"Nothing of consequence, major. Of course we all felt uncomfortable when it was known that Holmes had lost a porte-monnaie from his overcoat-pocket as it hung here on the rack that night. Though he protests there was nothing in it, the thing might have been serious. You remember you thought the hall-door had been opened during our dinner. I believe I was telling some story or other at the time,—bad habit of mine,—and we sent Robert out to look. He came back and said it was tight shut, and couldn't have been open, because he had fixed it so that the latch could not be turned from outside. But Holmes showed us next day that it could be."

"Then you think it had been tampered with,—that some garrison sneak-thief had got in?"

"Well, that's what Holmes says and what Robert stoutly maintains, though you can't see a scratch or a mark or anything to indicate that such means had been used. No, major," and the doctor shook his head ominiously. "I—I have another theory, but it's one too shadowy, too unsubstantial to speak of. It is nothing but suspicion."

And Miller would not ask him what it was. Well knowing how the doctor had been devoting himself to Miss Forrest, it was with nothing short of amaze that the old soldier now heard him speak. After all his wife had told him, whom could Bayard mean but the Queen of Bedlam?

Abruptly the major changed the subject, even while thinking how in his own experience he had had recent opportunity to realize the truth of what the doctor said. Somebody had indeed "got fooled on that latch" the night he sat there in the dim light of the doctor's library,—somebody who evidently expected to enter as readily as before, and had worked ineffectually for several minutes before abandoning the attempt, and then only to be caught in the act and unblushingly to repudiate the same.

"Bayard," said the major, "I am the last man to interfere in the details of my subordinates' management of affairs, but there's a matter I want to ask you about while we are out here. What is the reason Dr. Weeks refuses to let Mrs. Miller go in and see McLean? She has been always very fond of him, and naturally wants to be of service now. Of course, if there be any good and sufficient reason, I've nothing to say, but I think I've a right to know."

Bayard hesitated a moment. "Come out here on the piazza, major," he presently said. "I don't want them to hear in the parlor." And together the two officers walked over to the wooden railing and stood there looking at each other. It was evident to the post commander in an instant that what his surgeon had to tell was something of no little importance and something, furthermore, that he shrank from mentioning.
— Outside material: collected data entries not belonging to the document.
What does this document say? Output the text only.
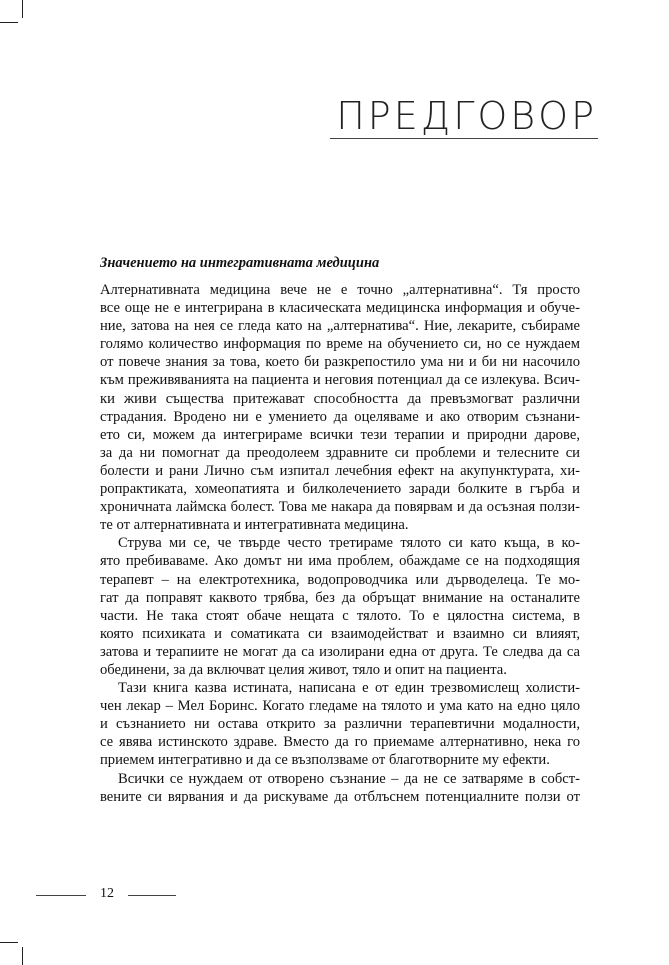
ПРЕДГОВОР
Значението на интегративната медицина
Алтернативната медицина вече не е точно „алтернативна“. Тя просто
все още не е интегрирана в класическата медицинска информация и обуче-
ние, затова на нея се гледа като на „алтернатива“. Ние, лекарите, събираме
голямо количество информация по време на обучението си, но се нуждаем
от повече знания за това, което би разкрепостило ума ни и би ни насочило
към преживяванията на пациента и неговия потенциал да се излекува. Всич-
ки живи същества притежават способността да превъзмогват различни
страдания. Вродено ни е умението да оцеляваме и ако отворим съзнани-
ето си, можем да интегрираме всички тези терапии и природни дарове,
за да ни помогнат да преодолеем здравните си проблеми и телесните си
болести и рани Лично съм изпитал лечебния ефект на акупунктурата, хи-
ропрактиката, хомеопатията и билколечението заради болките в гърба и
хроничната лаймска болест. Това ме накара да повярвам и да осъзная ползи-
те от алтернативната и интегративната медицина.
Струва ми се, че твърде често третираме тялото си като къща, в ко-
ято пребиваваме. Ако домът ни има проблем, обаждаме се на подходящия
терапевт – на електротехника, водопроводчика или дърводелеца. Те мо-
гат да поправят каквото трябва, без да обръщат внимание на останалите
части. Не така стоят обаче нещата с тялото. То е цялостна система, в
която психиката и соматиката си взаимодействат и взаимно си влияят,
затова и терапиите не могат да са изолирани една от друга. Те следва да са
обединени, за да включват целия живот, тяло и опит на пациента.
Тази книга казва истината, написана е от един трезвомислещ холисти-
чен лекар – Мел Боринс. Когато гледаме на тялото и ума като на едно цяло
и съзнанието ни остава открито за различни терапевтични модалности,
се явява истинското здраве. Вместо да го приемаме алтернативно, нека го
приемем интегративно и да се възползваме от благотворните му ефекти.
Всички се нуждаем от отворено съзнание – да не се затваряме в собст-
вените си вярвания и да рискуваме да отблъснем потенциалните ползи от
12
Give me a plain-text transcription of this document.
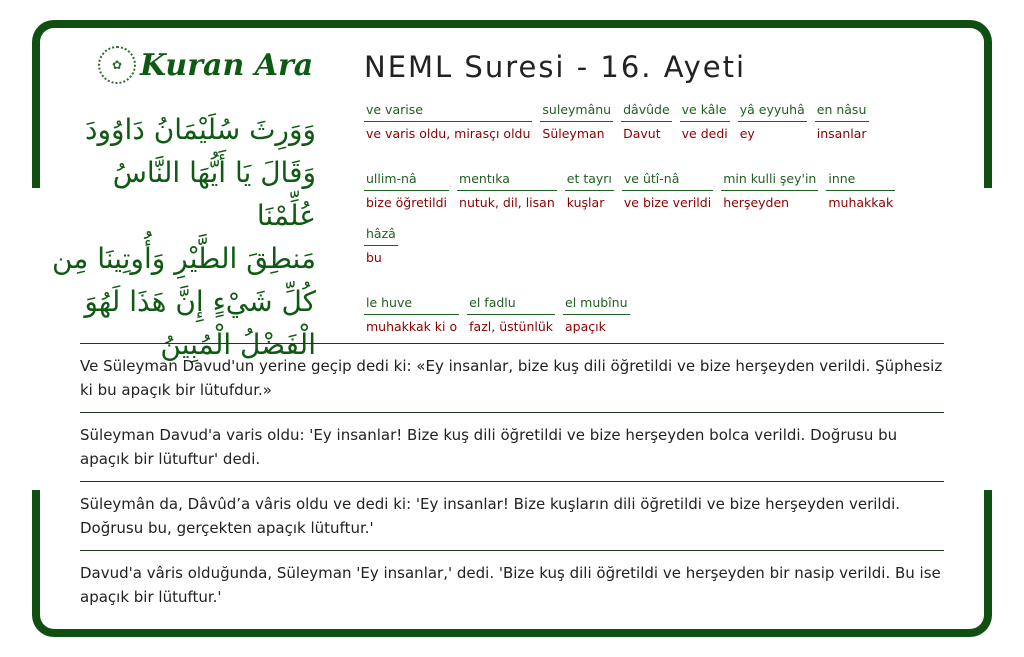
✿ Kuran Ara
وَوَرِثَ سُلَيْمَانُ دَاوُودَ
وَقَالَ يَا أَيُّهَا النَّاسُ عُلِّمْنَا
مَنطِقَ الطَّيْرِ وَأُوتِينَا مِن
كُلِّ شَيْءٍ إِنَّ هَذَا لَهُوَ
الْفَضْلُ الْمُبِينُ
NEML Suresi - 16. Ayeti
ve varise
ve varis oldu, mirasçı oldu
suleymânu
Süleyman
dâvûde
Davut
ve kâle
ve dedi
yâ eyyuhâ
ey
en nâsu
insanlar
ullim-nâ
bize öğretildi
mentıka
nutuk, dil, lisan
et tayrı
kuşlar
ve ûtî-nâ
ve bize verildi
min kulli şey'in
herşeyden
inne
muhakkak
hâzâ
bu
le huve
muhakkak ki o
el fadlu
fazl, üstünlük
el mubînu
apaçık
Ve Süleyman Davud'un yerine geçip dedi ki: «Ey insanlar, bize kuş dili öğretildi ve bize herşeyden verildi. Şüphesiz ki bu apaçık bir lütufdur.»
Süleyman Davud'a varis oldu: 'Ey insanlar! Bize kuş dili öğretildi ve bize herşeyden bolca verildi. Doğrusu bu apaçık bir lütuftur' dedi.
Süleymân da, Dâvûd’a vâris oldu ve dedi ki: 'Ey insanlar! Bize kuşların dili öğretildi ve bize herşeyden verildi. Doğrusu bu, gerçekten apaçık lütuftur.'
Davud'a vâris olduğunda, Süleyman 'Ey insanlar,' dedi. 'Bize kuş dili öğretildi ve herşeyden bir nasip verildi. Bu ise apaçık bir lütuftur.'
Bayard's eyes fell before the major's earnest and troubled gaze; he was plainly studying how to put his information fairly and without prejudice. Suddenly he looked up.

"First, while we are on the subject, let me finish about this latch business, major. It is not entirely—entirely irrelevant to the other matter. You see I had to tell Robert why we made such particular inquiries about the door. Now the boy has been with me for years, and came to me with a most unblemished character. Why, he was body-servant for the adjutant and quartermaster of the First Artillery in the lively old days at Fort Hamilton, and had unlimited opportunities for peculation; but those gentlemen said he was simply above suspicion. But he is sensitive, and it worried him fearfully lest Mr. Holmes should think he or some of his assistants in the kitchen had been searching those pockets. Now it was simply on his account—to convince him it was somebody from outside that surreptitiously entered the hall while we were all at dinner—that Holmes took the trouble to test the latch, and with a little bit of stiff wire he showed us how Robert's device could be circumvented."

"And Holmes has no doubt it was so accomplished?" asked the major, tentatively.

Bayard looked embarrassed. "I cannot say just what he does think, major, because he utterly refuses to speak of it. He said it was absurd to make such an ado about nothing, and declared he would be seriously annoyed if I pursued the subject."